Duterte Sends Mixed Signals on Martial Law; Analysts Think Philippine President Position on the Issue is a Political Strategy

A few weeks ago, President Rodrigo Duterte of the Philippines has openly expressed that the imposition of the Martial Law should be the prerogative of the President without asking the permission of Congress and the Supreme Court to make such imposition.

The imposition of Martial Law by the Philippine President now has a safeguard because it requires the approval of Congress and the Supreme Court as provided for in the 1987 Constitution.

Duterte said that if both had conflicting findings, there could be trouble. He said that only one person should be giving directions in a situation that required the declaration of Martial Law.

His political opposition, including the Vice President of the Philippines, Leni Robredo, felt that Duterte may be toying with the idea of imposing Martial Law, which was last imposed in the Philippines by the late dictator President Ferdinand Marcos from 1972 to 1981.

No need to declare Martial Law

On December 29, during a live interview with the local media, Duterte changed his tune on the issue when he said that he had no plans of placing the Philippines under martial rule.

He said that the imposition of Martial Law shall only lead to the downfall of the Philippines so he has no plans of declaring it ever, reports Inquirer.net.

The President said he would just tell the Filipino people if there was lawless violence and the steps he would take to stop it. He added he saw no need to punish people with such a declaration just because of criminality.

Duterte also said that he already told the Philippine military to develop loyalty not to him, but to the Constitution.

The Philippine President also said that declaring Martial Law is useless.
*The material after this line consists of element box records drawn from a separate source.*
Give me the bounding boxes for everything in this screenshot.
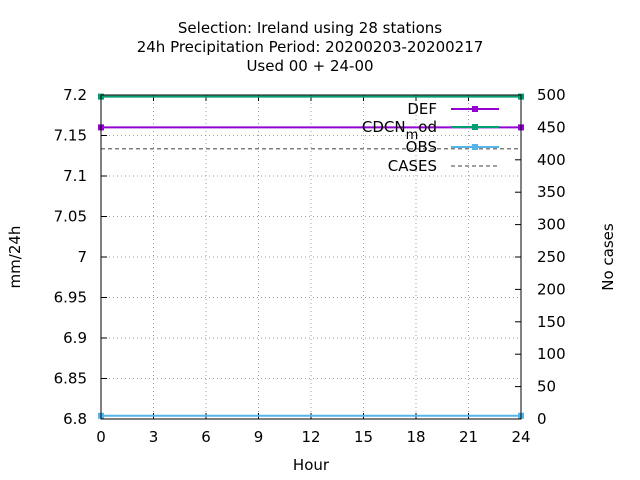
y2-tick-label: 300 <box>537 216 566 234</box>
y2-tick-label: 450 <box>537 118 566 136</box>
legend-label-cdcn-main: CDCN <box>362 118 406 136</box>
legend-marker-def <box>472 106 478 112</box>
y-tick-label: 6.8 <box>63 410 87 428</box>
y-axis-label: mm/24h <box>6 226 24 289</box>
legend-marker-cdcn-mod <box>472 124 478 130</box>
y-tick-label: 6.9 <box>63 329 87 347</box>
x-tick-label: 12 <box>301 428 320 446</box>
y2-axis-label: No cases <box>599 223 617 291</box>
legend-marker-obs <box>472 144 478 150</box>
x-tick-label: 24 <box>511 428 530 446</box>
x-tick-label: 6 <box>201 428 211 446</box>
y-tick-label: 7.05 <box>54 208 87 226</box>
y2-tick-label: 0 <box>537 410 547 428</box>
x-tick-label: 18 <box>406 428 425 446</box>
legend-label-cases: CASES <box>388 157 437 175</box>
chart-title: Selection: Ireland using 28 stations 24h… <box>137 19 484 75</box>
x-tick-label: 21 <box>459 428 478 446</box>
x-axis-ticks: 0 3 6 9 12 15 18 21 24 <box>96 95 531 446</box>
legend-label-def: DEF <box>407 100 437 118</box>
y2-tick-label: 250 <box>537 248 566 266</box>
y2-tick-label: 350 <box>537 183 566 201</box>
y2-tick-label: 100 <box>537 345 566 363</box>
x-tick-label: 3 <box>149 428 159 446</box>
y-tick-label: 7 <box>77 248 87 266</box>
legend-label-obs: OBS <box>406 138 437 156</box>
x-tick-label: 0 <box>96 428 106 446</box>
x-axis-label: Hour <box>293 456 330 474</box>
series-lines <box>98 93 524 419</box>
y2-tick-label: 50 <box>537 378 556 396</box>
y2-tick-label: 400 <box>537 151 566 169</box>
y-axis-ticks: 6.8 6.85 6.9 6.95 7 7.05 7.1 7.15 7.2 <box>54 86 107 428</box>
legend-entry-obs: OBS <box>406 138 499 156</box>
legend-entry-cases: CASES <box>388 157 499 175</box>
y-tick-label: 6.95 <box>54 289 87 307</box>
y2-tick-label: 200 <box>537 280 566 298</box>
plot-frame <box>100 94 522 420</box>
legend-label-cdcn-mod: CDCNmod <box>362 118 437 143</box>
x-tick-label: 15 <box>354 428 373 446</box>
y2-axis-ticks: 0 50 100 150 200 250 300 350 400 450 500 <box>515 86 566 428</box>
y-tick-label: 7.15 <box>54 127 87 145</box>
title-line-1: Selection: Ireland using 28 stations <box>178 19 442 37</box>
x-tick-label: 9 <box>254 428 264 446</box>
y-tick-label: 6.85 <box>54 370 87 388</box>
y2-tick-label: 150 <box>537 313 566 331</box>
y-tick-label: 7.2 <box>63 86 87 104</box>
legend-entry-def: DEF <box>407 100 499 118</box>
legend-label-cdcn-sub: m <box>406 128 419 143</box>
y-tick-label: 7.1 <box>63 167 87 185</box>
legend: DEF CDCNmod OBS CASES <box>362 100 499 175</box>
title-line-2: 24h Precipitation Period: 20200203-20200… <box>137 38 484 56</box>
y2-tick-label: 500 <box>537 86 566 104</box>
legend-label-cdcn-rest: od <box>418 118 437 136</box>
legend-entry-cdcn-mod: CDCNmod <box>362 118 499 143</box>
grid <box>101 95 521 419</box>
title-line-3: Used 00 + 24-00 <box>246 57 373 75</box>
He said that the military and the police are the two factors that can make or unmake a president, whether these two elements of the government believe in his cause or not.

He said that the only time that he would declare Martial Law is during a case of an invasion by a foreign country of the Philippines.

Time to revert to the 1935 Constitution

Just the same, he maintained his position that the constitutional provision on the declaration of Martial Law should be amended because the Supreme Court may not agree with Congress’ approval of the measure.

He explained that Congress is made up of politicians. Now, if he goes to Congress, they say, go ahead, another 60 days. Then the Supreme Court says the factual basis for Martial Law imposition does not exist. It’s pure fiction in the mind, so it is not lawful to declare Martial Law. So the President is left holding an empty bag, so to speak.

He said that it would be better if the situation would revert to the 1935 Constitution to make the declaration of Martial Law the sole prerogative of the President. It was the same Constitution where former President Ferdinand Marcos based his decision to declare Martial Law on September 21, 1972, notes ABS-CBN News.

As early as August, Duterte has been talking about declaring Martial Law as an option in light of his serious campaign against illegal drugs. He even asked Supreme Court Chief Justice Maria Lourdes Sereno to back off from his decision to publicly name judges allegedly involved in illegal drugs.

Sereno opposed the decision of the President to publicly name judges who are allegedly involved in illegal drugs because the intelligence reports have yet to be verified and validated.

Then in October, Duterte once again hinted at an idea to declare Martial Law because of the illegal drug trade in the country, during a meeting with the Jewish community at the Beit Yaacov Synagogue in Makati City.